This question follows on from this discussion :
The objective here is to…
- publish guaranteed messages, and
- be certain that the broker receives them in the order in which they were generated so that re-ordering does not have to be done on the subscriber side (for reasons summarised in the linked thread), and
- Avoid introducing logic that may unnecessarily cause duplicate publication (ie, try to achieve exactly-once delivery insofar as it is actually possible to do that).
To that end I have decided to use a transaction as a way of sending and then committing batches of messages, with retry performed at the level of the whole batch. In simplified pseudocode…
while (messages to publish and batch is not full) add message to batch
do
foreach (message in batch) Send()
Commit()
while (commit failed)
The solution makes use of a last value queue and queue browser to handle edge-case commit failures, and a ring-buffer of pre-allocated messages, which accounts for the bulk of the code not directly related to the above pseudocode.
The .csproj can be found on github .
What I have noticed is that the Commit()
call takes quite a long time - between 100 and 130 milliseconds. Here’s the send-and-commit block .

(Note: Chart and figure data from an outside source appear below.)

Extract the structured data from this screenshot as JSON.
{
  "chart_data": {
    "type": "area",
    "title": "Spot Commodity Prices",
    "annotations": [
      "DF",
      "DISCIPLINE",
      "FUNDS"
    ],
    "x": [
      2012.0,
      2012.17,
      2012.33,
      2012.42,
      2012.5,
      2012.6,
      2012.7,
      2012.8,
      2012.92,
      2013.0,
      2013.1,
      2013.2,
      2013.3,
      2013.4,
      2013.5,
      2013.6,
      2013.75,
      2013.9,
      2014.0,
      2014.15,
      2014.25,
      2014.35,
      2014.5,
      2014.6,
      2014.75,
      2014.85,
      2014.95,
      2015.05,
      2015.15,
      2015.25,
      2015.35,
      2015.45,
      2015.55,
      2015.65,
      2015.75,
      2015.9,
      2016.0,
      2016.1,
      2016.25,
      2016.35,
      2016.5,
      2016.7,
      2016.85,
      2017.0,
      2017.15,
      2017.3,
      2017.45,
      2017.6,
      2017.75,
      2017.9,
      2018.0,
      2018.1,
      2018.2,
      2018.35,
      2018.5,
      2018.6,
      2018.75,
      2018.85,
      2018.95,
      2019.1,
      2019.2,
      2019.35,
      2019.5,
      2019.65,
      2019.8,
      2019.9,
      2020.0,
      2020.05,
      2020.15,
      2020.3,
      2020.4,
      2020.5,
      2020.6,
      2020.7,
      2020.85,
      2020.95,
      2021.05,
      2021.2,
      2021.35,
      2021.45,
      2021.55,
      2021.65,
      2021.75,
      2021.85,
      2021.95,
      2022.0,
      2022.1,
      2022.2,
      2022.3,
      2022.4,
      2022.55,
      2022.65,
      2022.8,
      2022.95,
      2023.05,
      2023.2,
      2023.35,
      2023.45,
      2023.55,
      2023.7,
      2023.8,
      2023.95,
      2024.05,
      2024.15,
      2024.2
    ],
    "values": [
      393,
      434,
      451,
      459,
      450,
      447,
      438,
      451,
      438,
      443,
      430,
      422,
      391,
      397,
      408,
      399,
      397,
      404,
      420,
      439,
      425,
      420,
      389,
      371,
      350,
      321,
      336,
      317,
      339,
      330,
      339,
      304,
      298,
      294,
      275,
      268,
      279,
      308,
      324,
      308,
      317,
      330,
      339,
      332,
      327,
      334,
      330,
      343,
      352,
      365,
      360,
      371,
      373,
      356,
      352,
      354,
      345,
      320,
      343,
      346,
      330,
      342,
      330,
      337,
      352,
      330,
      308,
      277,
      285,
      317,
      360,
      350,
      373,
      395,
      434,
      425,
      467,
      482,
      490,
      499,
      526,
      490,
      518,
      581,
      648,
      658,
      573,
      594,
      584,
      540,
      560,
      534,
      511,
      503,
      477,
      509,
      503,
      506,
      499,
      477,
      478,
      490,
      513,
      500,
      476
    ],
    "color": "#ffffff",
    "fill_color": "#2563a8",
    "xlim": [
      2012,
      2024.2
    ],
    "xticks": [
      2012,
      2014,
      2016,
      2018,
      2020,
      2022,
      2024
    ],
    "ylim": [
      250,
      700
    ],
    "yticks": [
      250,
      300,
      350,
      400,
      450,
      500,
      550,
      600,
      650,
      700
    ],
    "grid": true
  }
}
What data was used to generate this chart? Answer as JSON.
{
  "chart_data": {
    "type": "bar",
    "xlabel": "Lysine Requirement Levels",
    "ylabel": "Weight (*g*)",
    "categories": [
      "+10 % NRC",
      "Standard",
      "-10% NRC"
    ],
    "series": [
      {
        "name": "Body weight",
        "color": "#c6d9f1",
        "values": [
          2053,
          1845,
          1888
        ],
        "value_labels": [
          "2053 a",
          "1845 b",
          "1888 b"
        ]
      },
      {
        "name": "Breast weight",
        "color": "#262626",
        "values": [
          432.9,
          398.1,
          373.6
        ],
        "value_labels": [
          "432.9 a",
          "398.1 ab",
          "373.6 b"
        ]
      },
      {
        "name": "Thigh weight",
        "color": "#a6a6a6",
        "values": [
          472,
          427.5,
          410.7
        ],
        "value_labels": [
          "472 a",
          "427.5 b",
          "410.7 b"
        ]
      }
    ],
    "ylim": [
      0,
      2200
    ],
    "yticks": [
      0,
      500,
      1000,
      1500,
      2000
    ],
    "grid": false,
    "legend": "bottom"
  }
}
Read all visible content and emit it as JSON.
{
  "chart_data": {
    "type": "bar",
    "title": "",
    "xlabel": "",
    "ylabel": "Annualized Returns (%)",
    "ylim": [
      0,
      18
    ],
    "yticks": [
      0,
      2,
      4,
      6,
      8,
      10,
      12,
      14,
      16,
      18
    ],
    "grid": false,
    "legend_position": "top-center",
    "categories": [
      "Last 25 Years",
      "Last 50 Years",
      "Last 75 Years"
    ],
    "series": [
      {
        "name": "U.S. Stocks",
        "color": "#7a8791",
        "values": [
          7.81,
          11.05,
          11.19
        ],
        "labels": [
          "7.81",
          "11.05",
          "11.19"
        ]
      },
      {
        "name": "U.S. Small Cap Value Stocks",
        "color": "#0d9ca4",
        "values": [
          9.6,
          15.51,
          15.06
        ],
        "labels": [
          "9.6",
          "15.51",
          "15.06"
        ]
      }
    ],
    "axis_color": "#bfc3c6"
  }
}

The overall throughput is heavily dependent on the duration of the Commit()
operation, since I have to block on that call before starting the next batch (otherwise the retransmission of the batch would put messages out of order in the overall sequence).
Using this technique, one would expect the maximum message rate per second to be roughly: commit_batch_size * 1000 / commit_wait_in_ms
which is 1600 messages per second if batch size is 200 and the commit blocks for ~125 milliseconds. And that is indeed what I am seeing.
I have a separate project which I am using to measure the “ping time” to the broker (the time to send one message and get an ack or nack), which for me averages around 20 ms. So the Commit seems to have about 100ms of overhead not accounted for by pure latency.
Just to add a bit more to the complexity of this question… ?
I don’t know whether this additional delay is happening due to actual commit processing time, or perhaps some kind of response buffering? I have a separate project on github which is my “ping” publisher, and in that project I provide the ability to set the maximum number of messages that are waiting for an ack/nack via the maxUnacked
parameter, as well as setting the value for the
.
I have noticed that in the ping publisher - which is not using transactions but rather just doing send/ack, with configurable concurrency - there are certain “threshholds” that significantly decrease throughput. For example, calling Ping(count: 1000, maxUnacked: 1, publishWindowSize: 5);
results in ~85 messages per second (completely reasonable since every send is effectively serialised if maxUnacked
is set to 1), but calling Ping(count: 1000, maxUnacked: 1, publishWindowSize: 6);
results in almost exactly one message per second. I expect this is due to a 1-second-maximum window release timer (per https://solace.com/blog/understanding-guaranteed-message-publish-window-sizes-and-acknowledgement/ ). Worth noting that the standard deviation is also enormous - the last few messages take a lot longer than the rest - again, presumably due to the solace router waiting for a timer to elapse before sending a window that is not yet complete (or more than 1/3rd complete), which (for the last handful of messages) will depend of the result of total_message_count % window_size
.
Could it be that the Commit()
response back to the solace library is being buffered in a similar way to acks/nacks?